Familial mayhem in two volumes

Incest, filicide, mariticide, and all other sorts of parricide and scheming — and yet this novel is the opposite of riveting. To be honest, I’m not sure if I, Claudius can rightly be called a novel at all. It’s a bare bones rendering of events, dry as a 19th century history textbook.

Which is a great pity because there is plenty of good story material in there. What it needs though is dramatization. It needs someone like George R. R. Martin to rewrite the whole thing, to add flesh to those bare bones, and to make the reader care for all those suckers being poisoned, smothered, and starved to death by their next of kin. Graves doesn’t manage it. All he manages is a thorough and detailed information dump, with no emotions or character development. There is an advice commonly given to aspiring writers: do your research but don’t bother your readers with it. Clearly no one pointed it out to Robert Graves.

Of course it could be that the book has simply aged badly. After all, I, Claudius is almost a century old. That what readers in the thirties found captivating, might not necessarily satisfy contemporary tastes.

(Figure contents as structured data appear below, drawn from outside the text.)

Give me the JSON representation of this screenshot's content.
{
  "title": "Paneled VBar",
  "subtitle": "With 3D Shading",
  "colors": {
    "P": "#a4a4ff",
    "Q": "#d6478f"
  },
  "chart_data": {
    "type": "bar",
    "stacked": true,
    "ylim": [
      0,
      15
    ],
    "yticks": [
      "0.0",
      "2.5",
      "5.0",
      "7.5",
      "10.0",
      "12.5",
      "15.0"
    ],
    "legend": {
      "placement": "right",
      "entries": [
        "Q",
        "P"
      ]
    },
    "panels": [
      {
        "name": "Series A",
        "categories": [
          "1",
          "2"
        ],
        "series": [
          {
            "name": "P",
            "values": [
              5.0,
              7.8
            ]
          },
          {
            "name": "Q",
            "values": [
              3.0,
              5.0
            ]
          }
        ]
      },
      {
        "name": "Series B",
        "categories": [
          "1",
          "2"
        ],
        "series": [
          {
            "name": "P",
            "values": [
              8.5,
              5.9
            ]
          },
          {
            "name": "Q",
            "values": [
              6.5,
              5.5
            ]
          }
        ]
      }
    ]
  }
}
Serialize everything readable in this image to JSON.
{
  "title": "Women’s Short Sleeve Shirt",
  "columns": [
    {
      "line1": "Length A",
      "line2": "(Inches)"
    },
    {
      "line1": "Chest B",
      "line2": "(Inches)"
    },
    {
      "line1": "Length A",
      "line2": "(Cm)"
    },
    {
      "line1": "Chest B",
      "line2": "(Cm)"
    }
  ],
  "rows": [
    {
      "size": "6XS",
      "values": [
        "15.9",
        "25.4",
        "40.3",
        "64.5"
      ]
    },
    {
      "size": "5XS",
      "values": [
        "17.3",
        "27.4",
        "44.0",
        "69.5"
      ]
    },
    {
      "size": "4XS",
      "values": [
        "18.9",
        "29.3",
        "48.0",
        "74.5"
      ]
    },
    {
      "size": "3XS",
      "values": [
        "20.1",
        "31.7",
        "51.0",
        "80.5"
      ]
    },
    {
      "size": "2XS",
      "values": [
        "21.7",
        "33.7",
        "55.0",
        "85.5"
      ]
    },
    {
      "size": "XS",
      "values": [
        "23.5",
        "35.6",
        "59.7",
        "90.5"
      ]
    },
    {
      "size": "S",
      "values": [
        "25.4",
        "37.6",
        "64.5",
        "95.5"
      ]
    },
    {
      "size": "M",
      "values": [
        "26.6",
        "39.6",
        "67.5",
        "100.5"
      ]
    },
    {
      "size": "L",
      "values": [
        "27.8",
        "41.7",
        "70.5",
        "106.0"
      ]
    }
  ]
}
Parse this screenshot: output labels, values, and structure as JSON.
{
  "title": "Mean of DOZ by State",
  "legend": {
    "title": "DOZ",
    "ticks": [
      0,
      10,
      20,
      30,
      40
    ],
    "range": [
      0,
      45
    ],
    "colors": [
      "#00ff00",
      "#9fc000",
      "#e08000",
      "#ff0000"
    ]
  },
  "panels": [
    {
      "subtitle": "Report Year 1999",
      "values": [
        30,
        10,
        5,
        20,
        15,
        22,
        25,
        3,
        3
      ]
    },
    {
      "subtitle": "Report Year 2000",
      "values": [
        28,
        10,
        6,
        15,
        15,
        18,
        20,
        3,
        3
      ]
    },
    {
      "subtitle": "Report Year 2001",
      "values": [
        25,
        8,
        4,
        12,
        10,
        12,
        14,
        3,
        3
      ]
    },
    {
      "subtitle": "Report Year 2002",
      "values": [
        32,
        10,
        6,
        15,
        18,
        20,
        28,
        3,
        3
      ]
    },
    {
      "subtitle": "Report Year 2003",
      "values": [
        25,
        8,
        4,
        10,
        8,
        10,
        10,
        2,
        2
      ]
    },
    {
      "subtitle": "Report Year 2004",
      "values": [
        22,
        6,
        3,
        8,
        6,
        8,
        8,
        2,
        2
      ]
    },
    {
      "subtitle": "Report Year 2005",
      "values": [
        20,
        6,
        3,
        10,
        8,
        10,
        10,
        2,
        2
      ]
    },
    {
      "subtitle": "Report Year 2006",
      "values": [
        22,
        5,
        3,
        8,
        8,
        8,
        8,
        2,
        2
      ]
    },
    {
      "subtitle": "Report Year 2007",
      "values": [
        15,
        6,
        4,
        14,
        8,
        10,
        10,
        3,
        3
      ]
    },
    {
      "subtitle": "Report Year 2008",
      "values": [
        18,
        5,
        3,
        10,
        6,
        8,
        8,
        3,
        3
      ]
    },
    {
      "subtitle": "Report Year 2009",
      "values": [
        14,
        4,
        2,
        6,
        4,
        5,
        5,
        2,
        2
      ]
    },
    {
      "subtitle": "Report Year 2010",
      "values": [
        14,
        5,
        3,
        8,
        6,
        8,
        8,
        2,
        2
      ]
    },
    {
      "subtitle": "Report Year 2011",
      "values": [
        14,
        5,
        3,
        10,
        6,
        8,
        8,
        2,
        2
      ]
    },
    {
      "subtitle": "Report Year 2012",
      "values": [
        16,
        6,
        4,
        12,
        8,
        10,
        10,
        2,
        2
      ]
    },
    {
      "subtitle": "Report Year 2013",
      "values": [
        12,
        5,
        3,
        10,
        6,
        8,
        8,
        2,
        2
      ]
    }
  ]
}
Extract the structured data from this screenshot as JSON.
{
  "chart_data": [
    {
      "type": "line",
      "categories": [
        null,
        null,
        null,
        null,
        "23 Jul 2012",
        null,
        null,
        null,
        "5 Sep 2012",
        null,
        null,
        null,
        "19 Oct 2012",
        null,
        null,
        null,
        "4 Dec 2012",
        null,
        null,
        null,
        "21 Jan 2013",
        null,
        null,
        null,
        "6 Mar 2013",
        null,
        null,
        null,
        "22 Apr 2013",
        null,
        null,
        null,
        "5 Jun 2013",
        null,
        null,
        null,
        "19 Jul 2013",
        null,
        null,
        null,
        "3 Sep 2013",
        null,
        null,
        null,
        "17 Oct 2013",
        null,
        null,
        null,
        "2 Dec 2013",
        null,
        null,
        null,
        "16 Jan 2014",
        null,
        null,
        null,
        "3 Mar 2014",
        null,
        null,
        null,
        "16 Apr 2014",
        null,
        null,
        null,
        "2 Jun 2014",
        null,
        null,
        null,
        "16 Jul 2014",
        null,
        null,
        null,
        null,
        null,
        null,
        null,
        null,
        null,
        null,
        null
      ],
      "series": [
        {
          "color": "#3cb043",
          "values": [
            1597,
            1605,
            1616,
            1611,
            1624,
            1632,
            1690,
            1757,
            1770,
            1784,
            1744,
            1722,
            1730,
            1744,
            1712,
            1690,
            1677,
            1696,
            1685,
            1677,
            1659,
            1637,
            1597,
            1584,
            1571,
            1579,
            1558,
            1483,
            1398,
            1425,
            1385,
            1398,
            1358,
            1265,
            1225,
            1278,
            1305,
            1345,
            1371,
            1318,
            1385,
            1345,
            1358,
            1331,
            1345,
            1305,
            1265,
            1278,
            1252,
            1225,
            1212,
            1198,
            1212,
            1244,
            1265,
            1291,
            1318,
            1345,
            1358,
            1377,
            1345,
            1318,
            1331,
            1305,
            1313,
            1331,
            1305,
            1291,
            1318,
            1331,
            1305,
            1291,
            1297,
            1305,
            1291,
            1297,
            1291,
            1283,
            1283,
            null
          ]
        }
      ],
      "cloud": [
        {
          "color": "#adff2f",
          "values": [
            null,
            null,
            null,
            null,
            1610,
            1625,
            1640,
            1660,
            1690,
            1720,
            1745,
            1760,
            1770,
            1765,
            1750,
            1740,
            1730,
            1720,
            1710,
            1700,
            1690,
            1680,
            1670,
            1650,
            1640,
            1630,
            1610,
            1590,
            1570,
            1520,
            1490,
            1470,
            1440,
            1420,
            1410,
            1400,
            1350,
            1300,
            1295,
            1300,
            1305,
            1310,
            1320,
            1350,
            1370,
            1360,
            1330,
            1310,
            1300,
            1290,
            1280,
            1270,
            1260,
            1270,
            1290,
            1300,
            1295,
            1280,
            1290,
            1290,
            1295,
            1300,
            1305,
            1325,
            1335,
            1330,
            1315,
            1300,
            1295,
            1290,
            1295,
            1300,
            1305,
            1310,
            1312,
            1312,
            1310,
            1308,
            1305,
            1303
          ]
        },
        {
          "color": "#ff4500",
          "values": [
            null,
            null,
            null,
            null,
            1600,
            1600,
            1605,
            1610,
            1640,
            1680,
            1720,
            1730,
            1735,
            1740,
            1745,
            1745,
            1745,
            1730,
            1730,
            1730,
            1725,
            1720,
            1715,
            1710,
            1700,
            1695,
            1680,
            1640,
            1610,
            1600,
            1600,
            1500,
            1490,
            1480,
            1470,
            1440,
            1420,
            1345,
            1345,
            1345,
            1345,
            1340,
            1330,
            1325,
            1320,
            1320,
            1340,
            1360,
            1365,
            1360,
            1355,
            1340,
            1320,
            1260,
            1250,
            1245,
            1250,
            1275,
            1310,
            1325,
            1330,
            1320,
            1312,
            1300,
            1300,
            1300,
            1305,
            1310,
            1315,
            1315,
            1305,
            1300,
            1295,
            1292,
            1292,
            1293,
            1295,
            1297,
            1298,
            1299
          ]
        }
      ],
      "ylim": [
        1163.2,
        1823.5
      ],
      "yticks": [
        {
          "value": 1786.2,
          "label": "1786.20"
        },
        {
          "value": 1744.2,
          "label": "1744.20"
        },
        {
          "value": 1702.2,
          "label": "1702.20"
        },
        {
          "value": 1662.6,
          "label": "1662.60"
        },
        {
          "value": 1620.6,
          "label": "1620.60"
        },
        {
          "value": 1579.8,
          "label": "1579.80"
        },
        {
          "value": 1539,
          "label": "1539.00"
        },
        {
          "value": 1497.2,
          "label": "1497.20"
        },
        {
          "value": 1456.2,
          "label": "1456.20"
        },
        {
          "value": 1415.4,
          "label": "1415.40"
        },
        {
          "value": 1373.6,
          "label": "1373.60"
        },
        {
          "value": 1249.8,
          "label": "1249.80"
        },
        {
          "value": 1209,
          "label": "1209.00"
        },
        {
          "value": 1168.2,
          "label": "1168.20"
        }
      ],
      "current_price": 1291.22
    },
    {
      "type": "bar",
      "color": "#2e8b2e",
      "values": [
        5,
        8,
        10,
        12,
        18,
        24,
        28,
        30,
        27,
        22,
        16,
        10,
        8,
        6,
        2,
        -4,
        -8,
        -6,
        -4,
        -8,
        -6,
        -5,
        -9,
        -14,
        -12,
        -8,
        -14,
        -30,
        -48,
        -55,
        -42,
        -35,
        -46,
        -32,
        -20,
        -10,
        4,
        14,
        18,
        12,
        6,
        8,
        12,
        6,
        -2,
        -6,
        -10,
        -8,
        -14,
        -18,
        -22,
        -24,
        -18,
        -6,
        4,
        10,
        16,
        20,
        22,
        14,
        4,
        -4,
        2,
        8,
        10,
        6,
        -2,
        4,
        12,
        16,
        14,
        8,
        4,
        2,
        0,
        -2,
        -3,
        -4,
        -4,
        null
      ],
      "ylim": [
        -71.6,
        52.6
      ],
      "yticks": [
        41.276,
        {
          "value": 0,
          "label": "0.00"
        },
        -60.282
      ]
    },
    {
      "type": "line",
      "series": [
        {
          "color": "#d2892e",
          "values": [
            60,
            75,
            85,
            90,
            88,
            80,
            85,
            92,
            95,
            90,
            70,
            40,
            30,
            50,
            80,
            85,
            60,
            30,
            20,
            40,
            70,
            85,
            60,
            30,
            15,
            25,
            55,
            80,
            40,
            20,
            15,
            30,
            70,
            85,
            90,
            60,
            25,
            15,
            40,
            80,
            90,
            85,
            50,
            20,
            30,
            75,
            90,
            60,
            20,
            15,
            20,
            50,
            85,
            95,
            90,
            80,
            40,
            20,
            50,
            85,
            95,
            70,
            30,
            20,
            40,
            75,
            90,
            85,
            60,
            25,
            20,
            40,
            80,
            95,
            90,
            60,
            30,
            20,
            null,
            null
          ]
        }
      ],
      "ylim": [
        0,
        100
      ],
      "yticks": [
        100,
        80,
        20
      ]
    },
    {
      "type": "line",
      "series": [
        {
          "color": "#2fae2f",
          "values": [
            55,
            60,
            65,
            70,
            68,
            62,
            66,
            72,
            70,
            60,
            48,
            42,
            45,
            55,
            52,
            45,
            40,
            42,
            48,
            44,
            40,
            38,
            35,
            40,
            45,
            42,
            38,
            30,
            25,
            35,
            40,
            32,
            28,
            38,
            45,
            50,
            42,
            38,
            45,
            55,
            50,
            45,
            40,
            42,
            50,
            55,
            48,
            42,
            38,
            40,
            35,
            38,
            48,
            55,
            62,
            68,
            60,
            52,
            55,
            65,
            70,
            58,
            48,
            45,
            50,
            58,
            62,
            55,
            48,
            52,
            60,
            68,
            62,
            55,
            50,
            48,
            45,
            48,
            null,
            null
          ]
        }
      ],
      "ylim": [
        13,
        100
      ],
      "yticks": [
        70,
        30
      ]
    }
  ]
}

Personally, I find that if your novel requires a whole volume of introduction (which I, Claudius is — a long, long preface to Claudius the God), then there is something seriously wrong with your story structure. Please excuse my presumption, but had I been the editor who read Graves’ manuscript, I would have crossed out some eighty percent of the text and advised the author to develop the remaining twenty into a more compelling narrative.